It takes a spider to repair its own web

I live in an impoverished slum community. I speak the local language fluently. And I have been exposed to Cambodian culture since the age of ten, when my parents adopted two Cambodian refugees.

But I am still an outsider here. And I will always be an outsider.

Over time, I have come to see that my particular calling as an Outsider is to help Insiders become Alongsiders.

I am so passionate about the centrality of insiders because I know that for the most part, God chooses to use insiders to transform their own communities.

Yes, Outsiders will sometimes have a prophetic voice, (at their best) bringing wisdom, technical expertise and perspective from outside. Yes, God has used Outsiders throughout Biblical history (eg. Joseph, Daniel, Ruth, etc.) Yes Outsiders are needed in every community, even the West (so start embracing immigration already!)

But 99% of the time, God entrusts the transformation of a nation into the hands of Insiders. So much so, that He chose to bring transformation as an Insider Himself. Why else did he need to waste three decades growing up in Israel? That is one painstaking process!

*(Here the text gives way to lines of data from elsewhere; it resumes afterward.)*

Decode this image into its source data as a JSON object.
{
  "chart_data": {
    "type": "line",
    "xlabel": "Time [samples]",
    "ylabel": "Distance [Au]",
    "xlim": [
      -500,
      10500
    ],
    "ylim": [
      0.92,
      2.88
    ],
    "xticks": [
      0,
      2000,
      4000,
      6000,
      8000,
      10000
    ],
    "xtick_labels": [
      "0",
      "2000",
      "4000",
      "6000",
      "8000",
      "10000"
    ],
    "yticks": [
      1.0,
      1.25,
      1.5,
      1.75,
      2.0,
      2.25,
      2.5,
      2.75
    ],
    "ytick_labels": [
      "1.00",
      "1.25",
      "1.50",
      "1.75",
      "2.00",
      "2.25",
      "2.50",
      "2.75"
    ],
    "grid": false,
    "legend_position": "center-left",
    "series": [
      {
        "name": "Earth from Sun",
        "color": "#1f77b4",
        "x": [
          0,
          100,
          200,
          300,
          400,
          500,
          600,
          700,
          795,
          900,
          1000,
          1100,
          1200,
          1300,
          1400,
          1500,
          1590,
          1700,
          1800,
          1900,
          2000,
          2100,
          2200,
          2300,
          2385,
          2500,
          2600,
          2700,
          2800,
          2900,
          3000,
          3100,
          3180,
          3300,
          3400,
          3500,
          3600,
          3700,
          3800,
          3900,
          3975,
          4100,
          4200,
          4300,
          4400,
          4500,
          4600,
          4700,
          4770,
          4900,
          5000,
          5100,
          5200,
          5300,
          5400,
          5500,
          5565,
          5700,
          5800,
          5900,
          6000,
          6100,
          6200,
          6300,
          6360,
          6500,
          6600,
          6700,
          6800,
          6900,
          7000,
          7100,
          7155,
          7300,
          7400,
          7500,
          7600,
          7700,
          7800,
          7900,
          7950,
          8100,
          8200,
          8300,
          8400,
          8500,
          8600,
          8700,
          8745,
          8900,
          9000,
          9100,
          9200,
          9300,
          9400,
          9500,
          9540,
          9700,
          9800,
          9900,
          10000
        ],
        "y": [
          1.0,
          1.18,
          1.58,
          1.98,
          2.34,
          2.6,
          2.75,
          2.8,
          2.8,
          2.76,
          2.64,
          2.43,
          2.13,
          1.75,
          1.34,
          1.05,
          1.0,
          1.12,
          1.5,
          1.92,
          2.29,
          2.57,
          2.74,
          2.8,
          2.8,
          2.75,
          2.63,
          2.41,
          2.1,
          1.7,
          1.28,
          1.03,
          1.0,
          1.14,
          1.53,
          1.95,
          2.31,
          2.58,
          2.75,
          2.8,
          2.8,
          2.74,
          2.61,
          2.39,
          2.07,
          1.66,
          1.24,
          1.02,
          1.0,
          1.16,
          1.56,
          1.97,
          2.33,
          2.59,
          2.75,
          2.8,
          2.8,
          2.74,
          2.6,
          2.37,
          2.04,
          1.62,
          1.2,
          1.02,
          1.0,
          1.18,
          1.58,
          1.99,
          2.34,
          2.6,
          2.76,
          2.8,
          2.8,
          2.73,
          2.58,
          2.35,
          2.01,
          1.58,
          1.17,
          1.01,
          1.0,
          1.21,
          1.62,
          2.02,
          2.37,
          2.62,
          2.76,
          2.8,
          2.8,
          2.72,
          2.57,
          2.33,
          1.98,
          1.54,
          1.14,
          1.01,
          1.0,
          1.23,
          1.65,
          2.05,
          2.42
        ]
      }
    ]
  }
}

And that’s the thought underlying the Cambodian proverb:

“It takes a spider to repair its own web.”

But here’s the thing we often get wrong about that proverb.

It’s not about the “web”.

It’s about the “spider”.

When I lived in Vancouver’s Downtown Eastside we were involved in a couple of cool, Hipster-ish community gardens. We planted tomatoes and beans, and carrots and potatoes, and looming sunflowers that bent over under the weight of their own nodding heads.

I used to get a bit “Type A” about those gardens.  I wanted them to look sweet… for the community of course. I wanted them to be the best damn community gardens in the city.

But then one day I watched as some of my friends from the local rehab center dug around haphazardly in our flower beds. And I realized that it wasn’t about the garden – at all. It was about the guys. Those three guys sweating and joking and messing around, doing a terrible job gardening. It was part of their healing. For that moment in time, they were part of the restoration of the very community that they had been part of breaking.

I realised that “Beautiful Community Gardens” were not the ultimate goal. Just as the Spider’s Web is not the ultimate goal.

The garden, (or the spider's web), is at best a by-product.

When I show Type A businessmen around the slums here in Phnom Penh, I know that usually, sooner or later, they’re going to ask a question that begins with these four words, “What would it take to…”

“What would it take to clean up all this trash?”

“What would it take to get the church building fixed?”

“What would it take to see everyone in this community employed?”

And being a bit Type A myself, I know they’re focused on the Web instead of the Spider. They’re focused on the goal instead of the process.

And that won’t do at all.


What are you focused on, and how have you been tempted to put the goal ahead of the process?